Jules Verne

Or, de faire entendre raison là-dessus au seigneur Kéraban, il n'y fallait aucunement compter. S'introduire dans un wagon de chemin de fer, sacrifier ainsi aux progrès de l'industrie moderne, lui un Vieux Turc, qui, depuis quarante ans, résistait de tout son pouvoir à cet envahissement des inventions européennes? Jamais! Il eût fait le voyage à pied plutôt que de céder sur ce point.

Aussi, le soir même, lorsque Van Mitten et lui furent arrivés au comptoir de Galata, y eut-il à ce propos un commencement de discussion.

Aux premiers mots que le Hollandais dit des railways ottomans et russes, le seigneur Kéraban répondit d'abord par un haussement d'épaules, puis par un refus catégorique.

«Cependant!... reprit Van Mitten, qui crut devoir insister pour la forme, mais sans espoir de convaincre son hôte.

--Quand j'ai dit non, c'est non! répliqua le seigneur Kéraban. Vous m'appartenez, d'ailleurs, vous êtes mon invité, je me charge de vous, et vous n'avez qu'à vous laisser faire!

--Soit, reprit Van Mitten. Cependant, à défaut de railways, peut-être y aurait-il un moyen très simple de nous rendre à Scutari sans franchir le Bosphore, mais aussi sans faire le tour de la mer Noire?

--Et lequel? demanda Kéraban, en fronçant le sourcil. Si ce moyen est bon, je l'adopte; s'il est mauvais, je le repousse.
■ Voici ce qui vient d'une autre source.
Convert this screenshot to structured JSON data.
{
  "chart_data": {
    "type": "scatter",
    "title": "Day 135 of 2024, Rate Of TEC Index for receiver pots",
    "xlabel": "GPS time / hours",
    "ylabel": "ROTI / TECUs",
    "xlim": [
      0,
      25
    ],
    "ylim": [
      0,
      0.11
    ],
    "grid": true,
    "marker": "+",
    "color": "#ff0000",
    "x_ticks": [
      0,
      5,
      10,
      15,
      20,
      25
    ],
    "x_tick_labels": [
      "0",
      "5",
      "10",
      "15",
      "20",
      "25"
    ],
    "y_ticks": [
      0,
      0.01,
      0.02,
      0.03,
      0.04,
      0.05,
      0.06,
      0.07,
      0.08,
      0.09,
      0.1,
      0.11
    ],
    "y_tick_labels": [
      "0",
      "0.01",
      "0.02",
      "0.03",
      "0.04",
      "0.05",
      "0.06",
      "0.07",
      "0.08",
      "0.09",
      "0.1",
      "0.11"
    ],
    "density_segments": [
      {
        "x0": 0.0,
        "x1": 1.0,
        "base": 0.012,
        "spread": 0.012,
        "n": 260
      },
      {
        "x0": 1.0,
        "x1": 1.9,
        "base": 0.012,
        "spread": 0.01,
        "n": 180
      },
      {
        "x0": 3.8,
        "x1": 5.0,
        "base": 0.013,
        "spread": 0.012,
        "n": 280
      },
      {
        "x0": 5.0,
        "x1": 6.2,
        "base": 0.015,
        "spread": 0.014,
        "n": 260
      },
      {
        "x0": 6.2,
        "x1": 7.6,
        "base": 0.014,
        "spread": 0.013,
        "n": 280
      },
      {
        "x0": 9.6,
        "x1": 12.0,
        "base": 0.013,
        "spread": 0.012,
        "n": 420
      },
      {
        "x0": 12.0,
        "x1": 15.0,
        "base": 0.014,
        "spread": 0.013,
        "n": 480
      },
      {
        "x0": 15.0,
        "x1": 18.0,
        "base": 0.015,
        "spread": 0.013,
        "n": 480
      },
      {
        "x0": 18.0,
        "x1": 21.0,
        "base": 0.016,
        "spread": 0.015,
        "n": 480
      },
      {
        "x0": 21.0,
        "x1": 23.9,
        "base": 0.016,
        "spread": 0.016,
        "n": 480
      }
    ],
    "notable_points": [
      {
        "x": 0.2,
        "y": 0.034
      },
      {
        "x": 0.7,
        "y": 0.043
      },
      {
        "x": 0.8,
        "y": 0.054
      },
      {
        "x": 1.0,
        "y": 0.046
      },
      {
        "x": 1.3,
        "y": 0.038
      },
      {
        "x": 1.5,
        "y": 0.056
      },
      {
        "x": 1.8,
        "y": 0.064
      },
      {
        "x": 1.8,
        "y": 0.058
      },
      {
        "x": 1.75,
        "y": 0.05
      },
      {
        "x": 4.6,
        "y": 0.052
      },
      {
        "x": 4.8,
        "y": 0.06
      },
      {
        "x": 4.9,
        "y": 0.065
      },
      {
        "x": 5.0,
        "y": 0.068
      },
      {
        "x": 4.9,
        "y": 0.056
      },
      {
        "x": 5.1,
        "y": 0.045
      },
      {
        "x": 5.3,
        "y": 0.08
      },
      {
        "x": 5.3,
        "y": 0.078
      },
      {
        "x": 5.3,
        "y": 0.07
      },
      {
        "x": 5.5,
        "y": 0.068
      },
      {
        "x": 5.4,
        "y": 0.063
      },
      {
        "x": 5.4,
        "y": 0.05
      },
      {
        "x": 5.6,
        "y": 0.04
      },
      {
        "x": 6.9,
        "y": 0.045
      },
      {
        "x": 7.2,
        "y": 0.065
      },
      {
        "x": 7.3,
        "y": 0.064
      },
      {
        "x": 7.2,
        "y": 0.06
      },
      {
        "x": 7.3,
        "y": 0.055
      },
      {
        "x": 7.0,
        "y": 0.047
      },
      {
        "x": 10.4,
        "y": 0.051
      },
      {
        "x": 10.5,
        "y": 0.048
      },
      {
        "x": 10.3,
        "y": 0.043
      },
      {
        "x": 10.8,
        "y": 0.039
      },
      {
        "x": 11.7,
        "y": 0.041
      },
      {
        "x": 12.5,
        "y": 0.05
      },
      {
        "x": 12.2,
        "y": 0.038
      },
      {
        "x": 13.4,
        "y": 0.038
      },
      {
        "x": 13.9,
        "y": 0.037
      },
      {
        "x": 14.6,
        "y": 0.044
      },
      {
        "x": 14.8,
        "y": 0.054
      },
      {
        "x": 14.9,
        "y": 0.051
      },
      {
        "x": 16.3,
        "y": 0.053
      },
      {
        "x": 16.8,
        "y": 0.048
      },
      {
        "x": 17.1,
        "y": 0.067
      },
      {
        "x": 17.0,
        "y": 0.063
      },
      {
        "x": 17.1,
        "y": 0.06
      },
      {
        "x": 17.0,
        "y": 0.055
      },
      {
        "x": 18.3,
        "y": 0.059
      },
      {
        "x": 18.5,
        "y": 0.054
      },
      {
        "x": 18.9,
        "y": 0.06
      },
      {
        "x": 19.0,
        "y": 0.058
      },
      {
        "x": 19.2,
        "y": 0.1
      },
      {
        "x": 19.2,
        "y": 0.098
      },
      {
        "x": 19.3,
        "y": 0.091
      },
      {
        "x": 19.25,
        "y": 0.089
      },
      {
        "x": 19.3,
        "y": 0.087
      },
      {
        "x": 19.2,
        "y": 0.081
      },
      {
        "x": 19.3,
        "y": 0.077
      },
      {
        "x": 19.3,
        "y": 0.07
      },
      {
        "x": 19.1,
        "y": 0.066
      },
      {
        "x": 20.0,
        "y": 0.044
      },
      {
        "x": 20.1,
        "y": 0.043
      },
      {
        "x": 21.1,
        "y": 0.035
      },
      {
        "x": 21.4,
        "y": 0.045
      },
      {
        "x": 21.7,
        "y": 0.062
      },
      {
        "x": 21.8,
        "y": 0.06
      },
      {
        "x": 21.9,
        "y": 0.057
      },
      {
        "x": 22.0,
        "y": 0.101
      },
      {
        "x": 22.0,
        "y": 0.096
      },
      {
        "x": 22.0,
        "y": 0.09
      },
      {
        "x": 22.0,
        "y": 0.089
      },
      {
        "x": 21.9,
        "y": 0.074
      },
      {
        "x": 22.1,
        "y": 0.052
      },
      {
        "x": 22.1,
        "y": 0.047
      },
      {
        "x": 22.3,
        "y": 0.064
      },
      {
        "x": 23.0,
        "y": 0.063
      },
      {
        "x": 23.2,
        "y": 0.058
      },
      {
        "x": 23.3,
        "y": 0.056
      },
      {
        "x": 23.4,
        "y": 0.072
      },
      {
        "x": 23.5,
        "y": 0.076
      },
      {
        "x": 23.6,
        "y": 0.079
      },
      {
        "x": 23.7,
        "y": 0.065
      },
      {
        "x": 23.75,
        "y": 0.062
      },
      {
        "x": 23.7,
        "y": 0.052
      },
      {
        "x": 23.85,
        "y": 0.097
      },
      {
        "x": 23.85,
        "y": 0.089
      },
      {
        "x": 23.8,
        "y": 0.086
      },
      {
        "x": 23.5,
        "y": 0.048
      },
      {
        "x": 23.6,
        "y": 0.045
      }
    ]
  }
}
--Il est excellent, répondit Van Mitten.

--Parlez vite! Nous avons à faire nos préparatifs de départ! Il n'y a pas une heure à perdre!

--Voici, ami Kéraban: Gagnons un des ports les plus rapprochés de Constantinople sur la mer Noire, frétons un bateau à vapeur....
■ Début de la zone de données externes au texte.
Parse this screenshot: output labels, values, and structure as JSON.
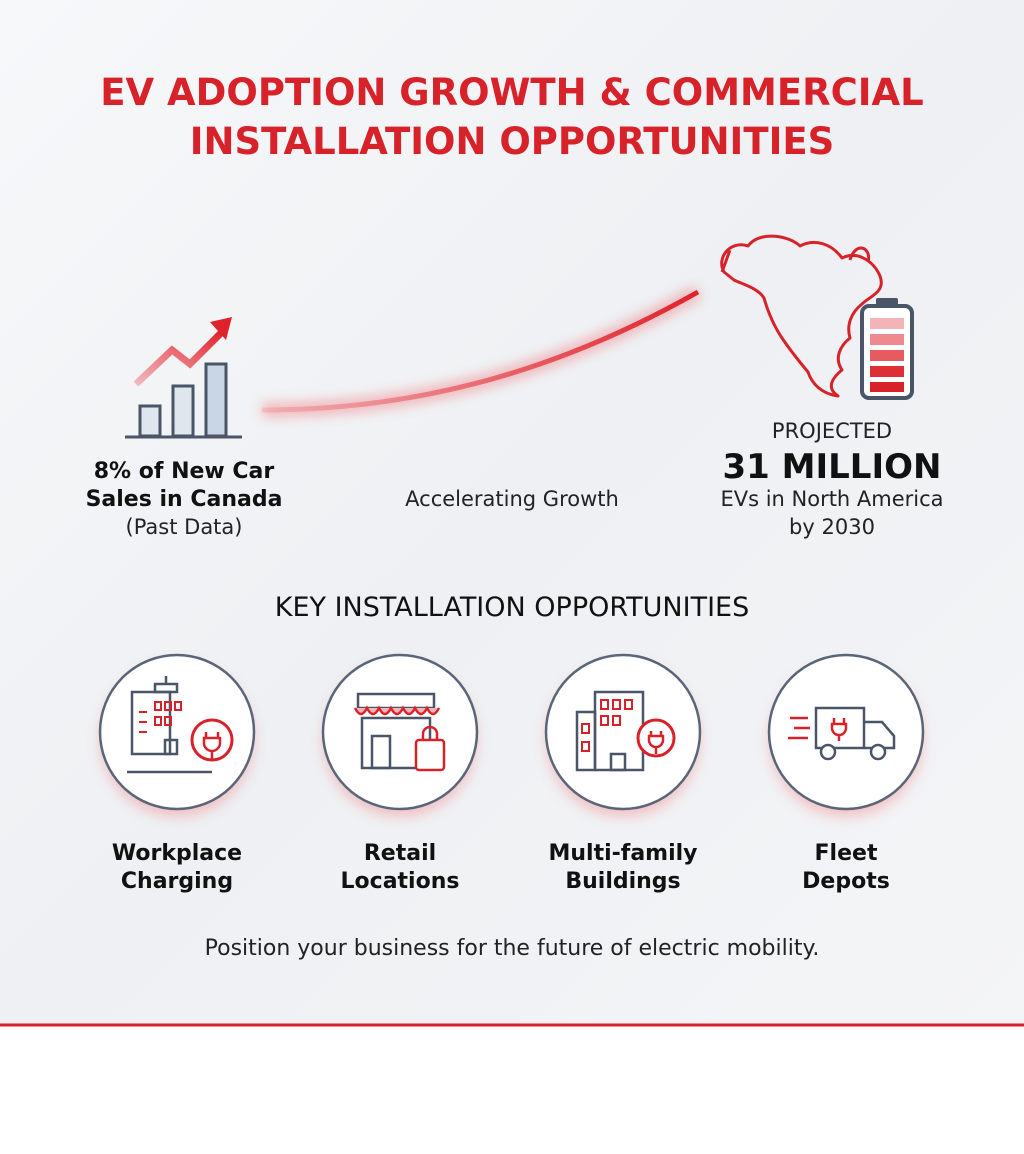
{
  "header": {
    "title_lines": [
      "EV ADOPTION GROWTH & COMMERCIAL",
      "INSTALLATION OPPORTUNITIES"
    ]
  },
  "past_stat": {
    "lines": [
      "8% of New Car",
      "Sales in Canada"
    ],
    "note": "(Past Data)"
  },
  "trend_label": "Accelerating Growth",
  "projection": {
    "kicker": "PROJECTED",
    "figure": "31 MILLION",
    "lines": [
      "EVs in North America",
      "by 2030"
    ]
  },
  "opportunities": {
    "heading": "KEY INSTALLATION OPPORTUNITIES",
    "items": [
      {
        "lines": [
          "Workplace",
          "Charging"
        ]
      },
      {
        "lines": [
          "Retail",
          "Locations"
        ]
      },
      {
        "lines": [
          "Multi-family",
          "Buildings"
        ]
      },
      {
        "lines": [
          "Fleet",
          "Depots"
        ]
      }
    ]
  },
  "footer": "Position your business for the future of electric mobility."
}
--Un bateau à vapeur! s'écria le seigneur Kéraban, que ce mot «vapeur» avait le don de mettre hors de lui.

--Non ... un bateau ... un simple bateau à voile, s'empressa d'ajouter Van Mitten, un chébec, une tartane, une caravelle, et faisons route pour un des ports de l'Anatolie, Kirpih, par exemple! Une fois sur ce point du littoral, en un jour, nous arriverons tranquillement par terre à Scutari, où nous boirons ironiquement à la santé du Muchir!»
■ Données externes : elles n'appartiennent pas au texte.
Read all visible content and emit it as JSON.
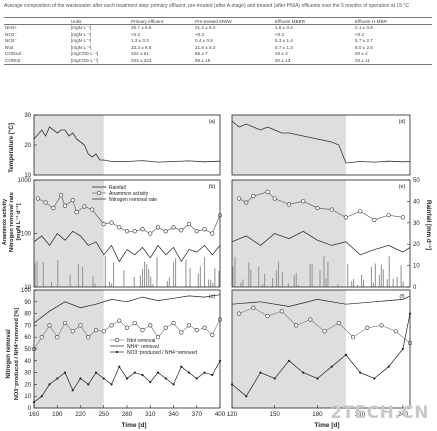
{
  "table": {
    "caption": "Average composition of the wastewater after each treatment step: primary effluent, pre-treated (after A-stage) and treated (after PN/A) effluents over the 5 months of operation at 15 °C",
    "headers": [
      "",
      "Units",
      "Primary effluent",
      "Pre-treated MWW",
      "Effluent MBBR",
      "Effluent H-MBR"
    ],
    "rows": [
      [
        "NH4+",
        "[mgN·L⁻¹]",
        "25.7 ± 6.8",
        "21.2 ± 5.2",
        "1.8 ± 0.4",
        "2.1 ± 0.9"
      ],
      [
        "NO2⁻",
        "[mgN·L⁻¹]",
        "<0.2",
        "<0.2",
        "<0.2",
        "<0.2"
      ],
      [
        "NO3⁻",
        "[mgN·L⁻¹]",
        "1.3 ± 0.3",
        "0.4 ± 0.5",
        "5.3 ± 1.4",
        "5.7 ± 2.7"
      ],
      [
        "Ntot",
        "[mgN·L⁻¹]",
        "33.3 ± 6.8",
        "21.8 ± 5.2",
        "5.7 ± 1.3",
        "8.0 ± 2.6"
      ],
      [
        "CODsol",
        "[mgCOD·L⁻¹]",
        "102 ± 61",
        "66 ± 7",
        "18 ± 3",
        "20 ± 4"
      ],
      [
        "CODtot",
        "[mgCOD·L⁻¹]",
        "333 ± 222",
        "69 ± 18",
        "40 ± 13",
        "33 ± 11"
      ]
    ]
  },
  "figure": {
    "panel_labels": [
      "(a)",
      "(d)",
      "(b)",
      "(e)",
      "(c)",
      "(f)"
    ],
    "y_axis_labels": {
      "temperature": "Temperature [°C]",
      "anammox_line1": "Anammox activity",
      "anammox_line2": "Nitrogen removal rate",
      "anammox_line3": "[mgN L⁻¹ d⁻¹]",
      "rainfall": "Rainfall [mm d⁻¹]",
      "removal_line1": "Nitrogen removal",
      "removal_line2": "NO3⁻produced / NH4⁺removed [%]"
    },
    "x_axis_label": "Time [d]",
    "x_ticks_left": [
      "160",
      "190",
      "220",
      "250",
      "280",
      "310",
      "340",
      "370",
      "400"
    ],
    "x_ticks_right": [
      "120",
      "150",
      "180",
      "210",
      "240"
    ],
    "y_ticks_temp": [
      "10",
      "20",
      "30"
    ],
    "y_ticks_act": [
      "1000",
      "100",
      "10"
    ],
    "y_ticks_rain": [
      "0",
      "10",
      "20",
      "30",
      "40",
      "50"
    ],
    "y_ticks_rem": [
      "0",
      "10",
      "20",
      "30",
      "40",
      "50",
      "60",
      "70",
      "80",
      "90",
      "100"
    ],
    "legend_b": [
      "Rainfall",
      "Anammox activity",
      "Nitrogen removal rate"
    ],
    "legend_c": [
      "Ntot removal",
      "NH4⁺ removal",
      "NO3⁻produced / NH4⁺removed"
    ]
  },
  "watermark": "2TECH.CN",
  "chart_data": [
    {
      "type": "line",
      "panel": "a",
      "xlabel": "",
      "ylabel": "Temperature [°C]",
      "xlim": [
        160,
        400
      ],
      "ylim": [
        10,
        30
      ],
      "series": [
        {
          "x": [
            160,
            170,
            175,
            180,
            185,
            190,
            195,
            200,
            205,
            210,
            215,
            220,
            225,
            230,
            235,
            240,
            245,
            250,
            260,
            280,
            300,
            320,
            340,
            360,
            380,
            400
          ],
          "y": [
            22,
            25,
            23,
            26,
            25,
            24,
            25,
            25,
            23,
            24,
            22,
            21,
            20,
            17,
            16,
            17,
            15,
            15,
            14.5,
            14.5,
            14.8,
            14.3,
            14.5,
            14.7,
            14.4,
            14.6
          ]
        }
      ]
    },
    {
      "type": "line",
      "panel": "d",
      "xlabel": "",
      "ylabel": "",
      "xlim": [
        120,
        245
      ],
      "ylim": [
        10,
        30
      ],
      "series": [
        {
          "x": [
            120,
            125,
            130,
            135,
            140,
            145,
            150,
            155,
            160,
            170,
            180,
            190,
            195,
            200,
            210,
            220,
            230,
            240,
            245
          ],
          "y": [
            28,
            26,
            27,
            26,
            25,
            26,
            25,
            24,
            24,
            23,
            22,
            21,
            20,
            14,
            14.5,
            14.3,
            14.6,
            14.4,
            14.5
          ]
        }
      ]
    },
    {
      "type": "line",
      "panel": "b",
      "xlabel": "",
      "ylabel": "Anammox activity / Nitrogen removal rate [mgN L⁻¹ d⁻¹]",
      "xlim": [
        160,
        400
      ],
      "ylim": [
        10,
        1000
      ],
      "log_y": true,
      "series": [
        {
          "name": "Anammox activity",
          "x": [
            165,
            175,
            185,
            195,
            200,
            210,
            215,
            225,
            235,
            250,
            260,
            270,
            280,
            290,
            300,
            310,
            320,
            330,
            340,
            350,
            360,
            370,
            380,
            390,
            400
          ],
          "y": [
            450,
            380,
            300,
            520,
            330,
            420,
            250,
            320,
            280,
            150,
            160,
            130,
            110,
            110,
            120,
            100,
            130,
            110,
            130,
            115,
            150,
            110,
            120,
            100,
            220
          ]
        },
        {
          "name": "Nitrogen removal rate",
          "x": [
            160,
            170,
            180,
            190,
            200,
            210,
            220,
            230,
            240,
            250,
            260,
            270,
            280,
            290,
            300,
            310,
            320,
            330,
            340,
            350,
            360,
            370,
            380,
            390,
            400
          ],
          "y": [
            70,
            90,
            60,
            100,
            75,
            110,
            90,
            60,
            70,
            40,
            60,
            30,
            50,
            40,
            55,
            35,
            60,
            40,
            55,
            30,
            50,
            45,
            60,
            40,
            60
          ]
        }
      ]
    },
    {
      "type": "line",
      "panel": "e",
      "xlabel": "",
      "ylabel": "Rainfall [mm d⁻¹]",
      "xlim": [
        120,
        245
      ],
      "ylim": [
        10,
        1000
      ],
      "log_y": true,
      "series": [
        {
          "name": "Anammox activity",
          "x": [
            125,
            130,
            135,
            145,
            150,
            160,
            170,
            180,
            190,
            200,
            210,
            220,
            230,
            240
          ],
          "y": [
            450,
            380,
            500,
            600,
            450,
            350,
            400,
            300,
            280,
            200,
            260,
            180,
            220,
            200
          ]
        },
        {
          "name": "Nitrogen removal rate",
          "x": [
            120,
            130,
            140,
            150,
            160,
            170,
            180,
            190,
            200,
            210,
            220,
            230,
            240,
            245
          ],
          "y": [
            70,
            90,
            60,
            100,
            80,
            110,
            75,
            60,
            70,
            40,
            50,
            60,
            45,
            55
          ]
        }
      ]
    },
    {
      "type": "line",
      "panel": "c",
      "xlabel": "Time [d]",
      "ylabel": "Nitrogen removal / NO3⁻produced / NH4⁺removed [%]",
      "xlim": [
        160,
        400
      ],
      "ylim": [
        0,
        100
      ],
      "series": [
        {
          "name": "Ntot removal",
          "x": [
            160,
            170,
            180,
            190,
            200,
            210,
            220,
            230,
            240,
            250,
            260,
            270,
            280,
            290,
            300,
            310,
            320,
            330,
            340,
            350,
            360,
            370,
            380,
            390,
            400
          ],
          "y": [
            50,
            60,
            70,
            60,
            72,
            65,
            70,
            60,
            66,
            65,
            70,
            74,
            68,
            72,
            66,
            70,
            60,
            68,
            72,
            64,
            70,
            66,
            68,
            62,
            75
          ]
        },
        {
          "name": "NH4⁺ removal",
          "x": [
            160,
            180,
            200,
            220,
            240,
            260,
            280,
            300,
            320,
            340,
            360,
            380,
            400
          ],
          "y": [
            72,
            82,
            90,
            85,
            88,
            92,
            90,
            94,
            91,
            93,
            95,
            94,
            96
          ]
        },
        {
          "name": "NO3⁻produced / NH4⁺removed",
          "x": [
            160,
            170,
            180,
            190,
            200,
            210,
            220,
            230,
            240,
            250,
            260,
            270,
            280,
            290,
            300,
            310,
            320,
            330,
            340,
            350,
            360,
            370,
            380,
            390,
            400
          ],
          "y": [
            5,
            10,
            20,
            25,
            30,
            15,
            25,
            20,
            30,
            25,
            20,
            35,
            25,
            30,
            28,
            22,
            30,
            25,
            20,
            35,
            30,
            25,
            30,
            28,
            40
          ]
        }
      ]
    },
    {
      "type": "line",
      "panel": "f",
      "xlabel": "Time [d]",
      "ylabel": "",
      "xlim": [
        120,
        245
      ],
      "ylim": [
        0,
        100
      ],
      "series": [
        {
          "name": "Ntot removal",
          "x": [
            125,
            135,
            145,
            155,
            165,
            175,
            185,
            195,
            205,
            215,
            225,
            235,
            245
          ],
          "y": [
            80,
            85,
            78,
            82,
            70,
            75,
            65,
            72,
            60,
            68,
            70,
            65,
            55
          ]
        },
        {
          "name": "NH4⁺ removal",
          "x": [
            120,
            140,
            160,
            180,
            200,
            220,
            240,
            245
          ],
          "y": [
            88,
            90,
            86,
            92,
            88,
            90,
            92,
            95
          ]
        },
        {
          "name": "NO3⁻produced / NH4⁺removed",
          "x": [
            120,
            130,
            140,
            150,
            160,
            170,
            180,
            190,
            200,
            210,
            220,
            230,
            240,
            245
          ],
          "y": [
            20,
            10,
            30,
            25,
            40,
            30,
            25,
            35,
            45,
            30,
            25,
            35,
            50,
            80
          ]
        }
      ]
    }
  ]
}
Le seigneur Kéraban avait laissé parler son ami sans l'interrompre. Peut-être celui-ci se figurait-il déjà qu'on allait faire bon accueil à sa proposition, très acceptable d'ailleurs, et qui sauvegardait toutes les questions d'amour-propre.

Mais, à l'énoncé de cette proposition, l'oeil du seigneur Kéraban s'anima, ses doigts se replièrent et se déplièrent successivement, et, de ses deux mains tout à l'heure ouvertes, il fit deux poings d'un aspect que Nizib aurait trouvé peu rassurant.

«Ainsi, Van Mitten, dit-il, ce que vous me conseillez, en somme, c'est de m'embarquer sur la mer Noire, pour ne point passer par le Bosphore?

--Ce serait bien joué, à mon avis, répondit Van Mitten.

--Avez-vous entendu parler, quelquefois, reprit Kéraban, d'un certain genre de mal qu'on appelle le mal de mer?

--Sans doute, ami Kéraban.

--Et vous ne l'avez jamais eu sans doute?

--Jamais! D'ailleurs, pour une traversée aussi courte....

--Aussi courte! reprit Kéraban. Vous dites, je crois, une traversée «aussi courte!»

--A peine soixante lieues!

--Mais n'y en eût-il que cinquante, que vingt, que dix, que cinq! s'écria le seigneur Kéraban, que la contradiction commençait, comme toujours, à surexciter, n'y en eût-il que deux, n'y en eût-il qu'une, ce serait encore trop pour moi!

--Veuillez pourtant réfléchir....

--Vous connaissez le Bosphore?

--Oui!

--Il a à peine une demi-lieue de large devant Scutari?...

--En effet.

--Eh bien, Van Mitten, pour peu qu'il fasse une légère brise, j'ai le mal de mer quand je le traverse dans mon caïque!

--Le mal de mer?

--Je l'aurais sur un étang! Je l'aurais sur une baignoire! Osez donc, maintenant, me parler de prendre cette route! Osez me proposer de fréter un chebec, une tartane, une caravelle, ou tout autre machine écoeurante de cette espèce! Osez-le!»

Il va sans dire que le digne Hollandais ne l'osa point, et que la question d'une traversée par mer fut abandonnée.

Alors, comment voyagerait-on? Les communications sont assez difficiles,--au moins dans la Turquie proprement dite,--mais elles ne sont point impossibles.